One major question is does the immune cell composition influence the stromal cell composition. Here is the stromal fraction, specifically the fibroblast and adipogenic cells showing populations of fibroblast, myofibroblast, progenitor cells, and preadipocytes. We used spearman correlation between the proportion of CD4 and CD8 TEM shown on the left and right with stromal cell populations. Here we show that the proportion of CD4 and CD8 TEM are associated with higher extracellular matrix producing preadipocytes and lower early preadipocytes. CD4 TEM specifically were also associated with higher myofibroblast. We did the same thing for intermediate macrophages and lipid-associated macropahges, which showed that the proportions of these macrophages were associated with higher myofibroblast and lower PCOLCE+ fibroblast. PCOLCE+ fibroblast are interstitial fibroblast that give rise to preadipocytes. The take away is that immune cells that as associated with glucose intolerance do influence the stromal composition with a shift towards fibrotic cells types.
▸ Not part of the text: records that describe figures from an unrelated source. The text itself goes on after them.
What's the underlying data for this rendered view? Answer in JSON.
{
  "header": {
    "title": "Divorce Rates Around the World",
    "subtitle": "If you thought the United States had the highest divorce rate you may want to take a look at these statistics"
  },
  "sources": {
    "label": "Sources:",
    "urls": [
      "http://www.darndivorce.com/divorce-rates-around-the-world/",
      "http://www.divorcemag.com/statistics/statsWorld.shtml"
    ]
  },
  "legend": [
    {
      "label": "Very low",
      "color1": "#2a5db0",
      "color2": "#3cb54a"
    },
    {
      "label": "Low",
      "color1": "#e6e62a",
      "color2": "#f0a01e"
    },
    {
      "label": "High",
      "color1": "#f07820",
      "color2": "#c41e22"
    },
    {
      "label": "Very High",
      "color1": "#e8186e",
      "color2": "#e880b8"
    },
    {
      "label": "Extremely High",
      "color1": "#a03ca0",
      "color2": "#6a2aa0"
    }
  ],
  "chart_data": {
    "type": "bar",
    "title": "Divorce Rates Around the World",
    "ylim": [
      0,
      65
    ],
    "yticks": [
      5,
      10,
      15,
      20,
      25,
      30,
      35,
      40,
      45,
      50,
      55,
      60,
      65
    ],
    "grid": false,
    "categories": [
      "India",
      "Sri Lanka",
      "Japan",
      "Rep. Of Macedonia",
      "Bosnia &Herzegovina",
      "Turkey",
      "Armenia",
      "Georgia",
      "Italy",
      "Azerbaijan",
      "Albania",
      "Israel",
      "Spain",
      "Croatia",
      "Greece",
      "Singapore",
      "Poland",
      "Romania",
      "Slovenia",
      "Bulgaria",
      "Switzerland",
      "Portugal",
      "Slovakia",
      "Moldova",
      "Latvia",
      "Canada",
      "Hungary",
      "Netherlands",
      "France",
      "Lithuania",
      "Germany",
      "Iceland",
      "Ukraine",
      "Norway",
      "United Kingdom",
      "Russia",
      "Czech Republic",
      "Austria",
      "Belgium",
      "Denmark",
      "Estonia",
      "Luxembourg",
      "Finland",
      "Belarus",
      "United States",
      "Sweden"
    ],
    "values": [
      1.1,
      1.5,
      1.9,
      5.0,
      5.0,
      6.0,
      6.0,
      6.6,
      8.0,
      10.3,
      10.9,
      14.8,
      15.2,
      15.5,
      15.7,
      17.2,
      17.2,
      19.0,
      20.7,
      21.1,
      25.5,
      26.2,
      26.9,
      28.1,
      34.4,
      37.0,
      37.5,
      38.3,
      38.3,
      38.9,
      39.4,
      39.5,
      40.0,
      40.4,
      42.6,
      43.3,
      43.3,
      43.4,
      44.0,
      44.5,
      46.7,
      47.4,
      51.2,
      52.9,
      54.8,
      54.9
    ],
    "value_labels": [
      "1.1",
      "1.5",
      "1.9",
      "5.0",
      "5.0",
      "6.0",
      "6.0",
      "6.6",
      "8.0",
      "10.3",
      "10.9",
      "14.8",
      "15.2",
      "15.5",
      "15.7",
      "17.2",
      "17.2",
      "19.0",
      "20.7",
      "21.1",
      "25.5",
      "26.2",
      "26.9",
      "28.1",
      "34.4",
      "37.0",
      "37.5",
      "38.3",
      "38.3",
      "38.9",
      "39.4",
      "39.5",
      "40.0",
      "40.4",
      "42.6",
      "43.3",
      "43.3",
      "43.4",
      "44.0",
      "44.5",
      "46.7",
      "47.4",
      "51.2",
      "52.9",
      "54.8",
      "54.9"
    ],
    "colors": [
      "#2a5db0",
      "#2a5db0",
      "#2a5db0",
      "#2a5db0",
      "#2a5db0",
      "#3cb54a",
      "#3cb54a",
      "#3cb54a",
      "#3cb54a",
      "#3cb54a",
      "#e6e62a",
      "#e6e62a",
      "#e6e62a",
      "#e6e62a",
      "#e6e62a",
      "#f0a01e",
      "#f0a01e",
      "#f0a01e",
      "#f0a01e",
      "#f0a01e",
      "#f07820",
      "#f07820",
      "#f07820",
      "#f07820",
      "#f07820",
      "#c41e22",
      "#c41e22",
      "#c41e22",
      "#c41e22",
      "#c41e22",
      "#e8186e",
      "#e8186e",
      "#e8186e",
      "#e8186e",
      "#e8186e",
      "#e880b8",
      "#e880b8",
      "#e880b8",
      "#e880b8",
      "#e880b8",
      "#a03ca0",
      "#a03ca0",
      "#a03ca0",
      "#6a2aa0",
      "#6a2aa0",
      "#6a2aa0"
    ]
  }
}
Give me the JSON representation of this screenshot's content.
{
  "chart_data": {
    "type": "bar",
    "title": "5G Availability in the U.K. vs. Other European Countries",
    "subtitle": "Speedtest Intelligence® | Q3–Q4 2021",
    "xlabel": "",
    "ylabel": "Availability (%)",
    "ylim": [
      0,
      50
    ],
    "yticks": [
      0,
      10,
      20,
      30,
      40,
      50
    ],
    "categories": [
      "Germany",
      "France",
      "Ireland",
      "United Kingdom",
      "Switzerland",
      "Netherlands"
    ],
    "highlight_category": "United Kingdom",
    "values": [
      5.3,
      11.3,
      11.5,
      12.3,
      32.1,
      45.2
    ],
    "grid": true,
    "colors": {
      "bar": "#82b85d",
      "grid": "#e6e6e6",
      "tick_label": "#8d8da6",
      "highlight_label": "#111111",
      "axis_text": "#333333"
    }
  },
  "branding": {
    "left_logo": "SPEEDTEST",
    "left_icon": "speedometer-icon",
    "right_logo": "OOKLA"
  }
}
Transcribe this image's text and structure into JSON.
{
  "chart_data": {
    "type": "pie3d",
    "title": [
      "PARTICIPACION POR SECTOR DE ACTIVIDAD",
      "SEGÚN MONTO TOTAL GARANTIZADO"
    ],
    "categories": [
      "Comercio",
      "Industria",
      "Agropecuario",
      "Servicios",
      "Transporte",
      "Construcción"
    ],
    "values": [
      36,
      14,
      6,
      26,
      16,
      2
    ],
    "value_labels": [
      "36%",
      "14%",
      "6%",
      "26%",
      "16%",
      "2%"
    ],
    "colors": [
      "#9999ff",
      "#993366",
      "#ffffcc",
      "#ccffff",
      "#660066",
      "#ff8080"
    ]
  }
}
Finally, cell expression changes with glucose intolerance do not occur in isolation among different cell types. Assessing the transcriptional changes across cell types with glucose intolerance could yield insight into tissue level expression changes that occurs with glucose intolerance. To do this, I used dialogue which is a program that finds highly correlated gene expression profiles across cell types that are related to the disease of interest, in this case glucose intolerance. Here is a visual representation with genes that are up in the multicellular program in red and genes that are down in the multicellular program in blue. The columns are gene expression that has been normalized and scaled. The rows are individuals, which are ploted with hierarchical clustering. Higher gene expression of genes that are up in the multicellular program are predominantly non-diabetic where as higher expression of genes that are down in multicellular program are predominantly prediabetic and diabetic. We can look at individual cell types in non-diabetic and prediabetic and diabetic individuals. Among CD4 T cells, non-diabetic individuals had higher expression of CCR7 and SELL, migration genes while diabetic had expression of IFNG, TNF, cytotoxic, and activation genes. CD8 T cells had similar expression profile as CD4 T cells. Macrophages in non-diabetic individuals expressed higher levels of chemokines as well as transcription factors associated with perivascular macrophage polarization. In contrast, pre-diabetic and diabetic individuals had expression of lipid processing genes including TREM2, APOC1, APOE. Preadipocytes in non-diabetic individuals expressed markers of adipogenesis including CEBPB and EGR1 whereas in diabetics, they expressed genes associated with fibrosis in POSTN. This pattern was also seen in ifbroblasts. Finally, over representation analysis of genes associated with diabetic individuals show response to IFNG, neutrophil degranulation, TNFA wherease genes associated with non-diabetic individuals were related to leukocyte regulation and cytokines/chemokines.